Und es kam seine Speiseröhre hoch gekrochen wie eine Ratte durch den Abfluss einer Toilette. Der eigenartige Saft landete zuerst in seiner Mundhöhle, wo er einen Augenblick ins stocken geriet und sprühte dann über den Asphalt direkt vor ihm. Edward hatte nicht einmal Zeit seine Hände vor den Mund zu halten. Wie aus einem Feuerwehr schlauch sprudelte das gelbliche Wasser aus ihm hervor und landete spritzend auf dem Boden vor ihm.
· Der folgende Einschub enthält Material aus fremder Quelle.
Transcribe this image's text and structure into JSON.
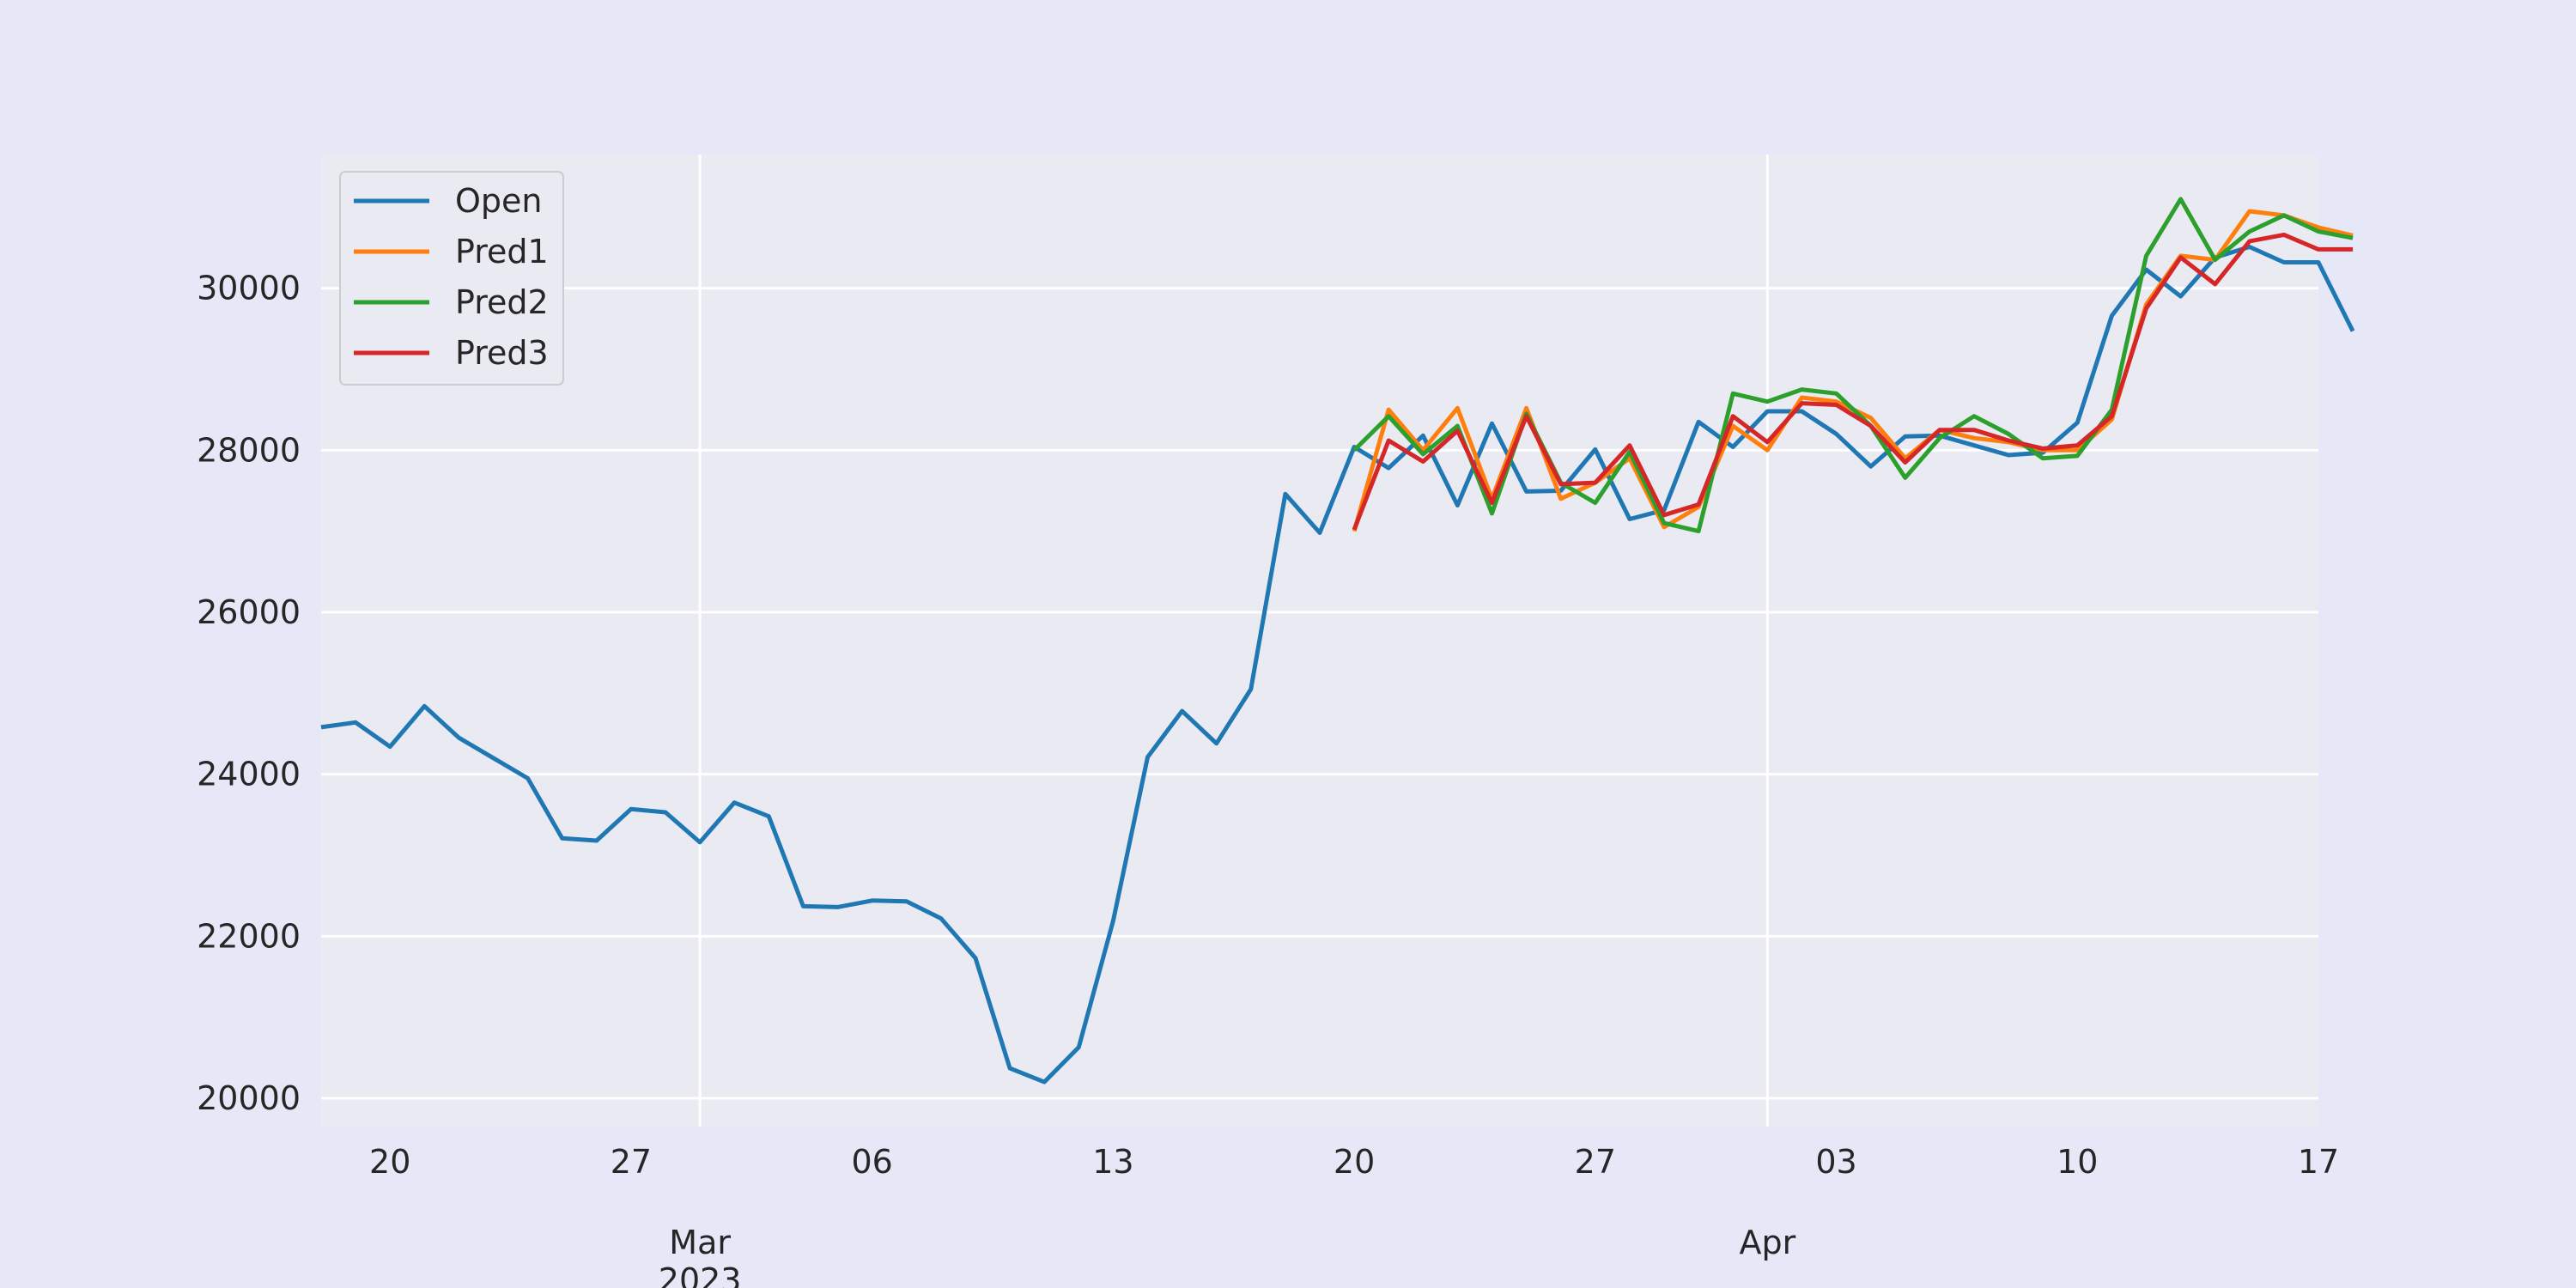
{
  "chart_data": {
    "type": "line",
    "title": "",
    "xlabel": "",
    "ylabel": "",
    "x_range": [
      "2023-02-18",
      "2023-04-17"
    ],
    "ylim": [
      19650,
      31650
    ],
    "grid": true,
    "legend_position": "top-left",
    "x_ticks": [
      {
        "date": "2023-02-20",
        "label": "20"
      },
      {
        "date": "2023-02-27",
        "label": "27"
      },
      {
        "date": "2023-03-06",
        "label": "06"
      },
      {
        "date": "2023-03-13",
        "label": "13"
      },
      {
        "date": "2023-03-20",
        "label": "20"
      },
      {
        "date": "2023-03-27",
        "label": "27"
      },
      {
        "date": "2023-04-03",
        "label": "03"
      },
      {
        "date": "2023-04-10",
        "label": "10"
      },
      {
        "date": "2023-04-17",
        "label": "17"
      }
    ],
    "x_major_ticks": [
      {
        "date": "2023-03-01",
        "label": "Mar",
        "sublabel": "2023"
      },
      {
        "date": "2023-04-01",
        "label": "Apr",
        "sublabel": ""
      }
    ],
    "y_ticks": [
      20000,
      22000,
      24000,
      26000,
      28000,
      30000
    ],
    "series": [
      {
        "name": "Open",
        "color": "#1f77b4",
        "start": "2023-02-18",
        "values": [
          24580,
          24640,
          24340,
          24840,
          24450,
          24200,
          23950,
          23210,
          23180,
          23570,
          23530,
          23160,
          23650,
          23480,
          22370,
          22360,
          22440,
          22430,
          22220,
          21730,
          20370,
          20200,
          20630,
          22190,
          24210,
          24780,
          24380,
          25050,
          27460,
          26980,
          28040,
          27780,
          28180,
          27320,
          28330,
          27490,
          27500,
          28010,
          27150,
          27260,
          28350,
          28040,
          28480,
          28480,
          28200,
          27800,
          28170,
          28180,
          28060,
          27940,
          27970,
          28340,
          29660,
          30230,
          29900,
          30380,
          30510,
          30320,
          30320,
          29470
        ]
      },
      {
        "name": "Pred1",
        "color": "#ff7f0e",
        "start": "2023-03-20",
        "values": [
          27000,
          28500,
          28000,
          28520,
          27400,
          28520,
          27400,
          27600,
          27900,
          27050,
          27300,
          28300,
          28000,
          28650,
          28600,
          28400,
          27900,
          28250,
          28150,
          28100,
          28000,
          28000,
          28380,
          29800,
          30400,
          30350,
          30950,
          30900,
          30750,
          30650
        ]
      },
      {
        "name": "Pred2",
        "color": "#2ca02c",
        "start": "2023-03-20",
        "values": [
          28000,
          28420,
          27950,
          28300,
          27220,
          28450,
          27600,
          27350,
          27980,
          27100,
          27000,
          28700,
          28600,
          28750,
          28700,
          28300,
          27660,
          28150,
          28420,
          28200,
          27900,
          27930,
          28500,
          30400,
          31100,
          30350,
          30700,
          30900,
          30700,
          30620
        ]
      },
      {
        "name": "Pred3",
        "color": "#d62728",
        "start": "2023-03-20",
        "values": [
          27020,
          28120,
          27860,
          28240,
          27350,
          28420,
          27580,
          27600,
          28060,
          27200,
          27330,
          28420,
          28100,
          28580,
          28560,
          28300,
          27850,
          28250,
          28250,
          28120,
          28020,
          28060,
          28420,
          29750,
          30380,
          30050,
          30580,
          30660,
          30480,
          30480
        ]
      }
    ]
  }
}
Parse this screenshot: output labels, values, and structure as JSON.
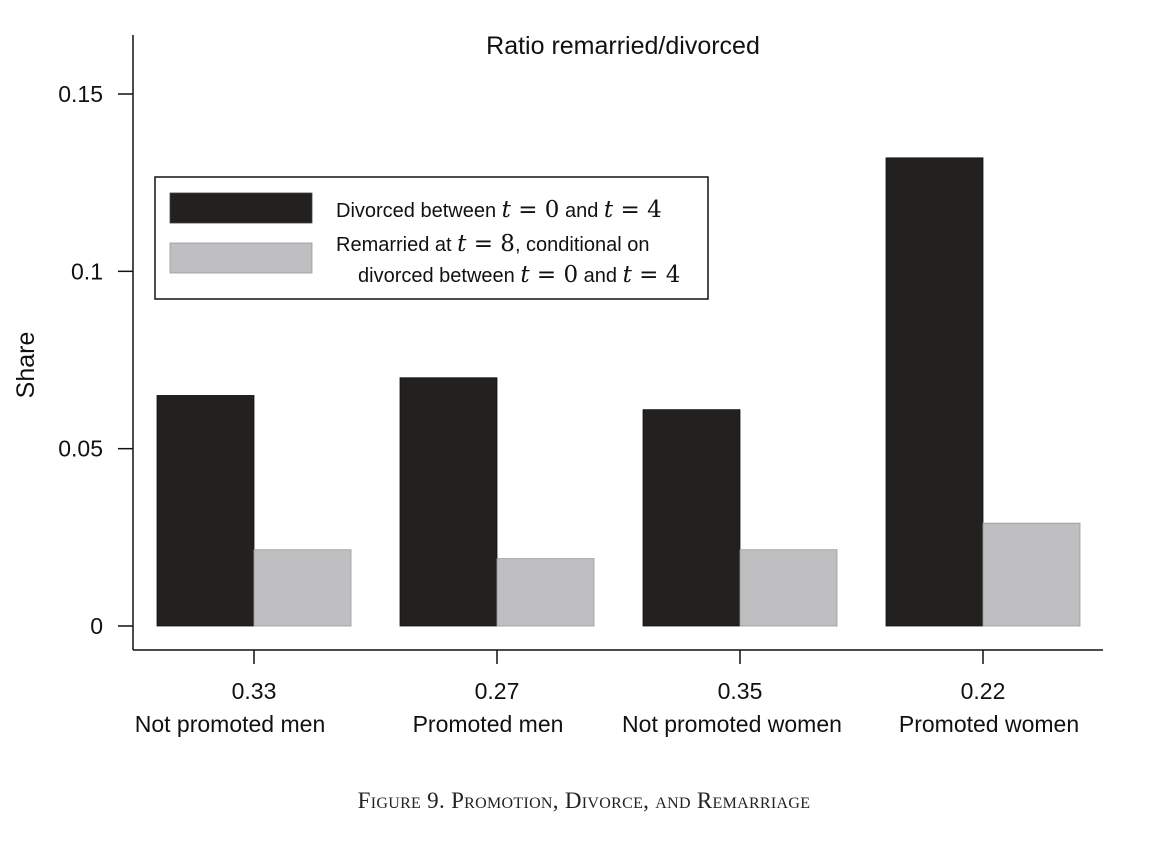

Kleine Tröpfchen befleckten seine weißen Reebok Turnschuhe. Er konnte nicht einmal Luft holen, weil der Wasserfall keine Pause einlegte und ihm keine gönnte. Inzwischen hatte sich vor ihm eine riesengroße Pfütze gebildet. Seine Wangen fielen ein, seine Augen verkrochen sich in ihren Höhlen, seine Arme wurden dünner, wie der Stiel einer ausgetrockneten Rose. Mit aufgeblähten Backen, als würde er pusten erbrach er sich und erbrach sich und erbrach sich. Doch was er da erbrach wusste er nicht. Doch eines wusste er: Es war viel zu viel. So viel konnte er niemals in sich haben. Mindestens zehn Liter war er schon losgeworden. Die gelbe Flüssigkeit verfärbte sich rot. Die rote Flüssigkeit wurde rosa und diese wiederum weiß. Dann brach er zusammen und sah aus wie ein mit Haut umhülltes Skelett.
Niemand war in der Nähe gewesen, als Edward Becker zuerst Nikotin in gruseligem Ausmaß, dann Blut, dann beides vermischt und schließlich Unmengen Spermien erbrochen hatte und dann tot zusammengesackt war.